Jennifer’s Body

This was not the movie I expected. I saw previews in which the freakishly hot Popular Girl and the attractive but movie-mousy Best Friend have a power-based friendship that devolves when the hot chick is revealed to be a vampire, and I was pretty sure I’d be seeing a horror-slanted riff on the darkly comedic high school ground broken by Heathers. Coming out of the theater though, I can better relate it to the cinematic version of Buffy the Vampire Slayer that Joss Whedon disliked so much. There’s still a little black comedy, sure, but it’s pretty much an even split between an actual horror movie and an over-the-top zany comedy.

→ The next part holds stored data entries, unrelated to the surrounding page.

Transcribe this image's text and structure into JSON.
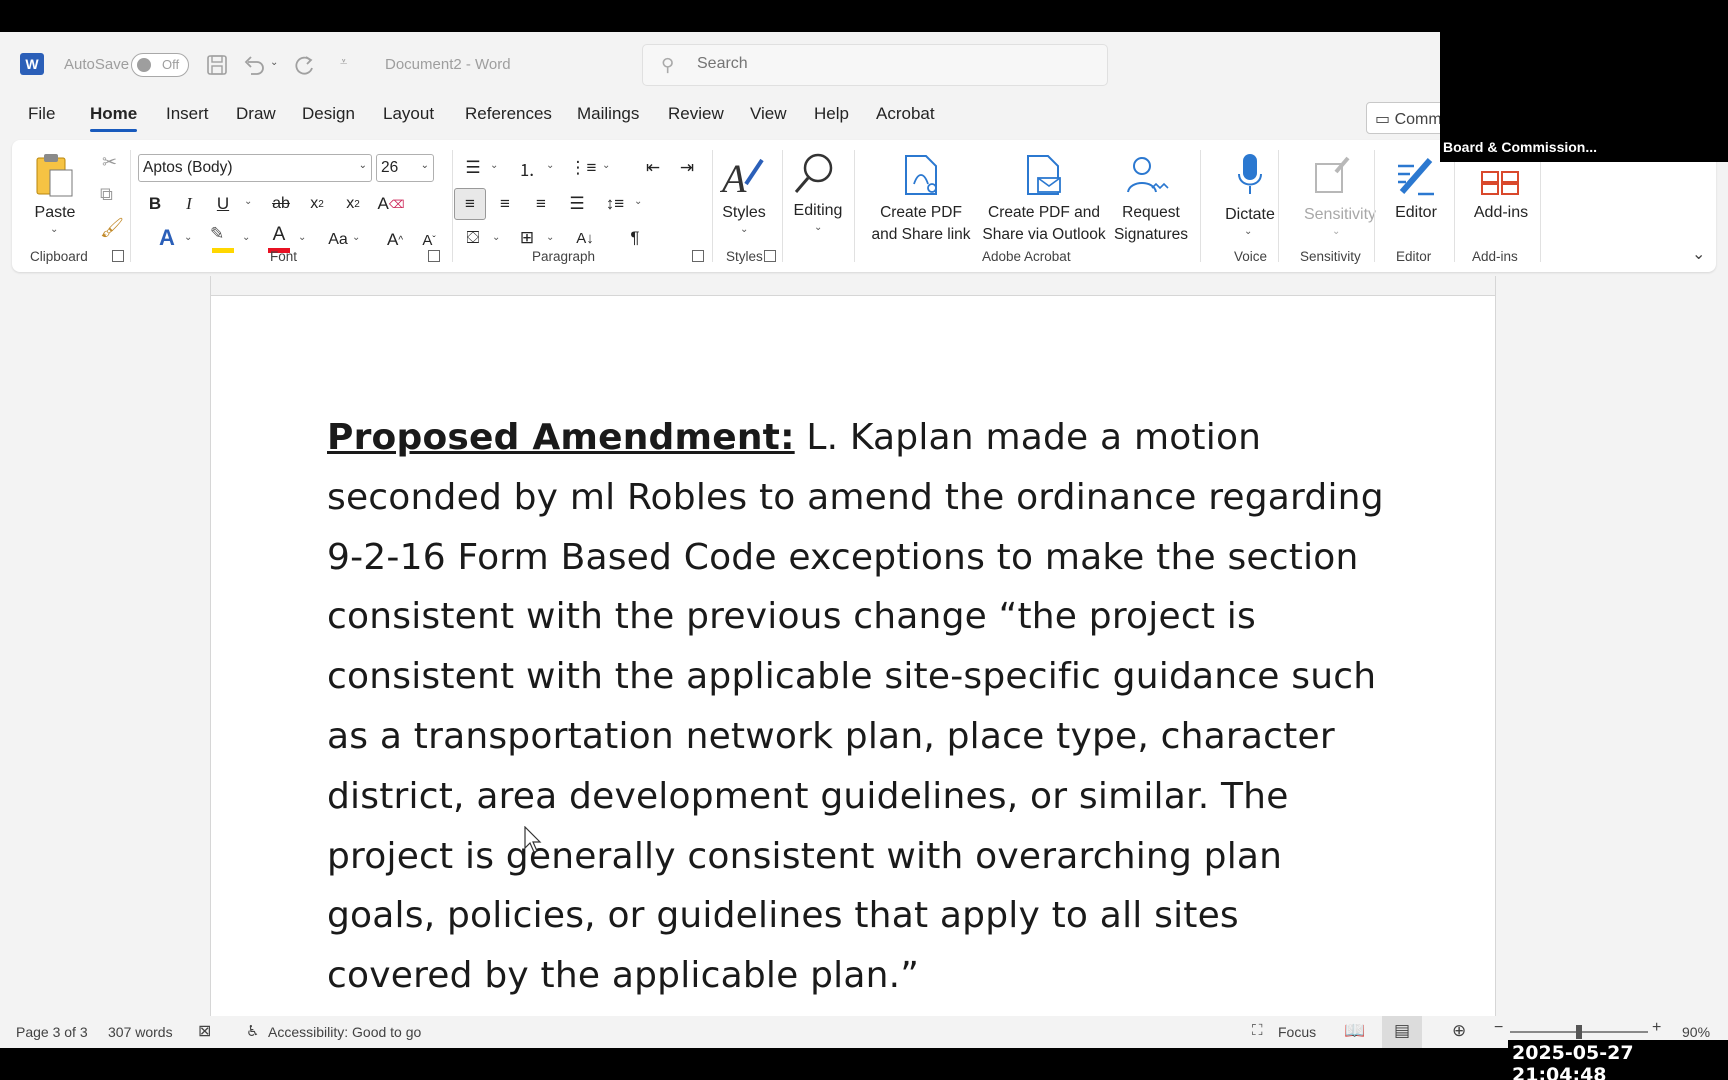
{
  "titlebar": {
    "autosave_label": "AutoSave",
    "autosave_state": "Off",
    "doc_title": "Document2  -  Word",
    "search_placeholder": "Search"
  },
  "tabs": [
    "File",
    "Home",
    "Insert",
    "Draw",
    "Design",
    "Layout",
    "References",
    "Mailings",
    "Review",
    "View",
    "Help",
    "Acrobat"
  ],
  "active_tab": "Home",
  "comments_label": "Comm",
  "ribbon": {
    "clipboard": {
      "paste": "Paste",
      "group": "Clipboard"
    },
    "font": {
      "font_name": "Aptos (Body)",
      "font_size": "26",
      "group": "Font"
    },
    "paragraph": {
      "group": "Paragraph"
    },
    "styles": {
      "styles": "Styles",
      "group": "Styles"
    },
    "editing": {
      "label": "Editing"
    },
    "acrobat": {
      "create_pdf_1": "Create PDF",
      "create_pdf_2": "and Share link",
      "create_pdf_outlook_1": "Create PDF and",
      "create_pdf_outlook_2": "Share via Outlook",
      "request_1": "Request",
      "request_2": "Signatures",
      "group": "Adobe Acrobat"
    },
    "voice": {
      "dictate": "Dictate",
      "group": "Voice"
    },
    "sensitivity": {
      "label": "Sensitivity",
      "group": "Sensitivity"
    },
    "editor": {
      "label": "Editor",
      "group": "Editor"
    },
    "addins": {
      "label": "Add-ins",
      "group": "Add-ins"
    }
  },
  "overlay_label": "Board & Commission...",
  "document": {
    "heading": "Proposed Amendment:",
    "body": " L. Kaplan made a motion seconded by ml Robles to amend the ordinance regarding 9-2-16 Form Based Code exceptions to make the section consistent with the previous change “the project is consistent with the applicable site-specific guidance such as a transportation network plan, place type, character district, area development guidelines, or similar. The project is generally consistent with overarching plan goals, policies, or guidelines that apply to all sites covered by the applicable plan.”"
  },
  "statusbar": {
    "page": "Page 3 of 3",
    "words": "307 words",
    "accessibility": "Accessibility: Good to go",
    "focus": "Focus",
    "zoom": "90%",
    "zoom_fraction": 0.5
  },
  "timestamp": "2025-05-27  21:04:48",
  "colors": {
    "accent": "#185abd",
    "word_blue": "#2b5fb8",
    "font_color_red": "#e81123",
    "highlight_yellow": "#ffd700"
  }
}
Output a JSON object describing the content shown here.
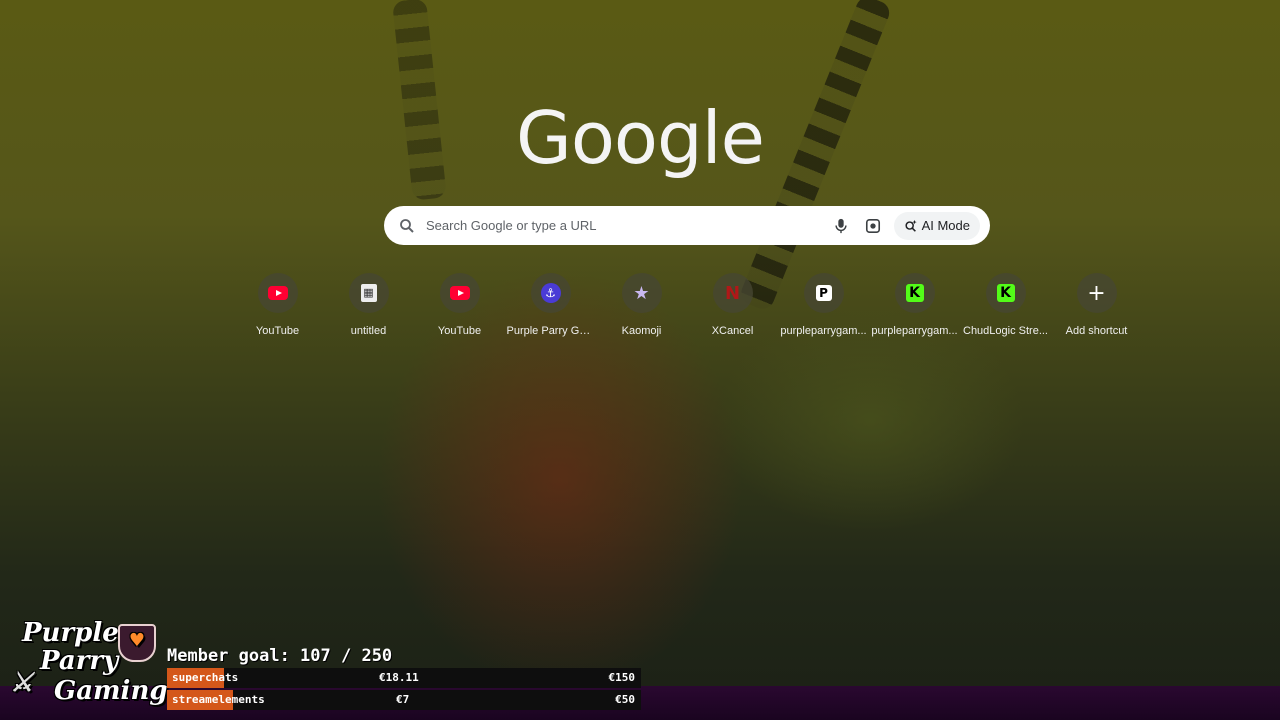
{
  "logo": {
    "text": "Google"
  },
  "search": {
    "placeholder": "Search Google or type a URL",
    "ai_mode_label": "AI Mode"
  },
  "shortcuts": [
    {
      "label": "YouTube",
      "icon": "youtube-icon"
    },
    {
      "label": "untitled",
      "icon": "document-icon"
    },
    {
      "label": "YouTube",
      "icon": "youtube-icon"
    },
    {
      "label": "Purple Parry Ga...",
      "icon": "purple-parry-icon"
    },
    {
      "label": "Kaomoji",
      "icon": "star-icon"
    },
    {
      "label": "XCancel",
      "icon": "xcancel-icon",
      "glyph": "N"
    },
    {
      "label": "purpleparrygam...",
      "icon": "patreon-icon",
      "glyph": "P"
    },
    {
      "label": "purpleparrygam...",
      "icon": "kick-icon",
      "glyph": "K"
    },
    {
      "label": "ChudLogic Stre...",
      "icon": "kick-icon",
      "glyph": "K"
    },
    {
      "label": "Add shortcut",
      "icon": "plus-icon",
      "glyph": "+"
    }
  ],
  "stream_overlay": {
    "logo_line1": "Purple",
    "logo_line2": "Parry",
    "logo_line3": "Gaming",
    "member_goal": "Member goal: 107 / 250",
    "bars": [
      {
        "label": "superchats",
        "current": "€18.11",
        "target": "€150",
        "progress": 0.12
      },
      {
        "label": "streamelements",
        "current": "€7",
        "target": "€50",
        "progress": 0.14
      }
    ],
    "bar_color": "#d4571a"
  }
}
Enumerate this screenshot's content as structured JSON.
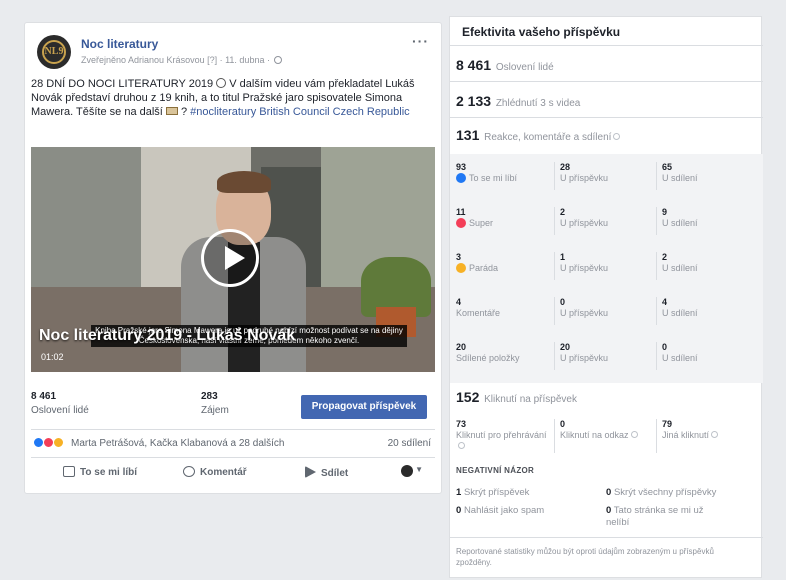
{
  "post": {
    "page_name": "Noc literatury",
    "avatar_text": "NL9",
    "meta_text": "Zveřejněno Adrianou Krásovou [?] · 11. dubna ·",
    "more": "···",
    "text_part1": "28 DNÍ DO NOCI LITERATURY 2019",
    "text_part2": " V dalším videu vám překladatel Lukáš Novák představí druhou z 19 knih, a to titul Pražské jaro spisovatele Simona Mawera. Těšíte se na další",
    "text_part3": " ? ",
    "hashtag": "#nocliteratury",
    "tag": " British Council Czech Republic",
    "video": {
      "title": "Noc literatury 2019 - Lukáš Novák",
      "time": "01:02",
      "subtitle": "Kniha Pražské jaro Simona Mawera je už podruhé nabízí možnost podívat se na dějiny Československa, naší vlastní země, pohledem někoho zvenčí."
    },
    "stats": {
      "reach_value": "8 461",
      "reach_label": "Oslovení lidé",
      "engagement_value": "283",
      "engagement_label": "Zájem",
      "promote_label": "Propagovat příspěvek"
    },
    "reactions_text": "Marta Petrášová, Kačka Klabanová a 28 dalších",
    "shares_text": "20 sdílení",
    "actions": {
      "like": "To se mi líbí",
      "comment": "Komentář",
      "share": "Sdílet"
    }
  },
  "insights": {
    "title": "Efektivita vašeho příspěvku",
    "reach": {
      "value": "8 461",
      "label": "Oslovení lidé"
    },
    "views": {
      "value": "2 133",
      "label": "Zhlédnutí 3 s videa"
    },
    "reactions_total": {
      "value": "131",
      "label": "Reakce, komentáře a sdílení"
    },
    "rows": [
      {
        "total": "93",
        "label": "To se mi líbí",
        "on_post": "28",
        "on_post_label": "U příspěvku",
        "on_shares": "65",
        "on_shares_label": "U sdílení",
        "icon": "like-icon",
        "color": "#2078f4"
      },
      {
        "total": "11",
        "label": "Super",
        "on_post": "2",
        "on_post_label": "U příspěvku",
        "on_shares": "9",
        "on_shares_label": "U sdílení",
        "icon": "love-icon",
        "color": "#f33e58"
      },
      {
        "total": "3",
        "label": "Paráda",
        "on_post": "1",
        "on_post_label": "U příspěvku",
        "on_shares": "2",
        "on_shares_label": "U sdílení",
        "icon": "wow-icon",
        "color": "#f7b125"
      },
      {
        "total": "4",
        "label": "Komentáře",
        "on_post": "0",
        "on_post_label": "U příspěvku",
        "on_shares": "4",
        "on_shares_label": "U sdílení"
      },
      {
        "total": "20",
        "label": "Sdílené položky",
        "on_post": "20",
        "on_post_label": "U příspěvku",
        "on_shares": "0",
        "on_shares_label": "U sdílení"
      }
    ],
    "clicks": {
      "value": "152",
      "label": "Kliknutí na příspěvek"
    },
    "click_rows": [
      {
        "value": "73",
        "label": "Kliknutí pro přehrávání"
      },
      {
        "value": "0",
        "label": "Kliknutí na odkaz"
      },
      {
        "value": "79",
        "label": "Jiná kliknutí"
      }
    ],
    "negative_heading": "NEGATIVNÍ NÁZOR",
    "negative": [
      {
        "value": "1",
        "label": "Skrýt příspěvek"
      },
      {
        "value": "0",
        "label": "Skrýt všechny příspěvky"
      },
      {
        "value": "0",
        "label": "Nahlásit jako spam"
      },
      {
        "value": "0",
        "label": "Tato stránka se mi už nelíbí"
      }
    ],
    "footnote": "Reportované statistiky můžou být oproti údajům zobrazeným u příspěvků zpožděny."
  }
}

Jennifer’s Body follows the devolution of that primary relationship I mentioned after the aforementioned Jennifer turns out to be a demon who is gradually eating the boys in the senior class. Which is not really a good measure of… Well, words are kind of failing me here, which is unfortunate because it’s a surprisingly good flick. Mixed in with the hilarity and the occasional scares is a pretty decent metaphor for growing out of school relationships that are based more in history than reality and toward adulthood. Then again, the paired sex scene between the main characters in dueling scenes[1] made no sense to me at all, so I’m not trying to say it’s all oniony layers of impressive and thoughtful depth here.

But I can say that Megan Fox has the best set of dying words I have ever seen on screen.

[1] 2018 edit: I know what I mean here, but damned if I can figure out how to phrase it better. They each were having sex with other people, in different locations, in one intertwined scene in the movie, is what I mean to say.